High-yield mnemonic (non-paracetamol "3 of 5"): "Bad Prognosis Juniors Jump In Bilirubin" — but simplest to recall the cut-offs: age <10/>40, bad aetiology, jaundice>7d, INR>3.5, bilirubin>300.
Other tools: MELD score, and for Wilsonian ALF the Clichy criteria / Nazer (King's Wilson) index. Factor V level < 20–30% is the basis of the Clichy criteria (especially HBV ALF in young patients).
Complications
- Cerebral oedema and intracranial hypertension → uncal herniation (leading cause of death).
- Sepsis and multi-organ failure (bacterial + fungal — second major killer).
- Coagulopathy and haemorrhage (GI bleed).
- Acute kidney injury / hepatorenal syndrome.
- Metabolic: profound hypoglycaemia, lactic acidosis, hypophosphataemia, hyponatraemia.
- Circulatory collapse (distributive/vasodilatory shock).
- ARDS, pancreatitis (especially paracetamol).
High-yield: The two commonest causes of death in ALF are cerebral oedema/raised ICP and sepsis/multi-organ failure.
Key differentials
| Condition | Distinguishing feature |
|---|---|
| Acute-on-chronic liver failure (ACLF) | Pre-existing cirrhosis/chronic liver disease; stigmata of chronicity, splenomegaly, low platelets |
| Decompensated cirrhosis | Ascites, varices, prior history; slower course |
| Sepsis / shock liver | Transient transaminase spike that falls fast with resuscitation; hypotension precedes |
| Acute fatty liver of pregnancy / HELLP | 3rd trimester, microvesicular steatosis, ↓ platelets, ↑ uric acid |
| DIC | Factor VIII low; in ALF factor VIII is normal/high |
| Reye syndrome | Child + aspirin + viral illness, microvesicular steatosis, no jaundice |
Recently asked / exam angle
- Single best definition question: coagulopathy + encephalopathy + onset <26 weeks in a normal liver — and the distinction that coagulopathy alone (no encephalopathy) = acute liver injury, not ALF.

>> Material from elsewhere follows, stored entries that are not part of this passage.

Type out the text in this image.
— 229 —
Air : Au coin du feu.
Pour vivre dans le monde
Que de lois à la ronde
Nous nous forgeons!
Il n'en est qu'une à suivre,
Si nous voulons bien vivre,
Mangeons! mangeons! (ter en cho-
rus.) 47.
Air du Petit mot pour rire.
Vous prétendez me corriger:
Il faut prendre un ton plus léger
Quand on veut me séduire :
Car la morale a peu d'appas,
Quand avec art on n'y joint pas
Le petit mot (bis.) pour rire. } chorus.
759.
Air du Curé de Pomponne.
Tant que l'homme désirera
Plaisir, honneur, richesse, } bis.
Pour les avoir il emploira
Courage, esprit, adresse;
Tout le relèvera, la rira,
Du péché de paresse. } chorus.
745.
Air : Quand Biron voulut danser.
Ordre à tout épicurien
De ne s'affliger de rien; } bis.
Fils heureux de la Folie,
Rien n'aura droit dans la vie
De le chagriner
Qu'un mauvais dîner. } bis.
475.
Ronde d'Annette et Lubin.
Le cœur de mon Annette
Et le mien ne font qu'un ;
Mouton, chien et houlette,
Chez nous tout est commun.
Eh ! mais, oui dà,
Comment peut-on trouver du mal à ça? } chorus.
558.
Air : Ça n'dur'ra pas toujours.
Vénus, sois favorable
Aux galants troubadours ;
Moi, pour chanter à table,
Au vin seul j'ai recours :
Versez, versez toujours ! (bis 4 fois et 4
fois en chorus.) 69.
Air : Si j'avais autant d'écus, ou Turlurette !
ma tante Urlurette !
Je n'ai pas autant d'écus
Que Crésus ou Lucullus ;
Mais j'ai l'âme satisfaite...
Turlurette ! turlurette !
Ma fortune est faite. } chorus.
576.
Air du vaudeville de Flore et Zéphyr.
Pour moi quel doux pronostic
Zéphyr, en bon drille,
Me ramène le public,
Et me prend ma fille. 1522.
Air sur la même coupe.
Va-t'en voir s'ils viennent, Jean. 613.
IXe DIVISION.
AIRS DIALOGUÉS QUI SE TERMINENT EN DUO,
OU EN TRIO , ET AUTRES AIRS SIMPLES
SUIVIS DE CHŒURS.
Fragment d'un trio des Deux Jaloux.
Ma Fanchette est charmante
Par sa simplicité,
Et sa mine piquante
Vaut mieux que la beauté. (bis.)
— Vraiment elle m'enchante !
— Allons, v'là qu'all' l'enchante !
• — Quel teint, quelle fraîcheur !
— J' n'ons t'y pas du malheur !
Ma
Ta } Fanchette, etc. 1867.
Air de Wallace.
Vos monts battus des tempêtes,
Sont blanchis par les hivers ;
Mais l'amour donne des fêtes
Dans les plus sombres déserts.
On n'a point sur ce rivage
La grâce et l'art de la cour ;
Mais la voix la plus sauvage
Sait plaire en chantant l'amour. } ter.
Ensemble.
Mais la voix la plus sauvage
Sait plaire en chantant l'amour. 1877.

- Commonest cause — geography split: paracetamol (West) vs HEV (India, especially pregnancy).
- King's College Criteria — direct recall of paracetamol arm (**pH <7.3** *or* the INR>6.5 + creatinine + grade III/IV triad) and the non-paracetamol "INR>6.5 or 3 of 5."
- NAC as DOC for paracetamol and its benefit in non-paracetamol ALF.
- Wilson disease clues in young ALF: low ALP, ALP/bilirubin ratio <4, AST/ALT >2.2, Coombs-negative haemolysis, KF rings — transplant is treatment in fulminant Wilson.
- Worst prognosis subtype = subacute; most cerebral oedema = hyperacute.
- Cerebral oedema management: hypertonic saline/mannitol, target Na 145–150, CRRT over IHD, hypothermia bridge; lactulose less useful than in chronic disease.
- Factor VIII normal distinguishes ALF coagulopathy from DIC; Factor V used in Clichy criteria.
Rapid revision
- ALF = coagulopathy (INR ≥1.5) + encephalopathy + onset <26 weeks in a previously normal liver.
- No encephalopathy = acute liver injury, NOT ALF.
- Commonest cause: paracetamol in West, Hepatitis E in India (and in pregnancy).
- Hyperacute = most cerebral oedema but best survival; subacute = least oedema but worst prognosis.
- NAC = DOC for paracetamol ALF; also helps non-paracetamol ALF in early grades.
- INR/PT is the key prognostic and monitoring marker — don't correct it unless bleeding/procedure.
- Cerebral oedema (raised ICP) and sepsis are the two leading causes of death.
- King's paracetamol: pH <7.3, **or** INR>6.5 + Cr>300 µmol/L + grade III/IV encephalopathy.
- King's non-paracetamol: INR>6.5, or 3 of 5 (age<10/>40, bad aetiology, jaundice>7d, INR>3.5, bilirubin>300).
- Wilson ALF clue: ALP/bilirubin <4, AST/ALT >2.2, Coombs-negative haemolysis → transplant.
- Factor VIII normal/high in ALF (low in DIC); Factor V underlies Clichy criteria.
- Emergency liver transplant is the only definitive therapy once criteria are met; high-volume plasma exchange bridges and improves transplant-free survival.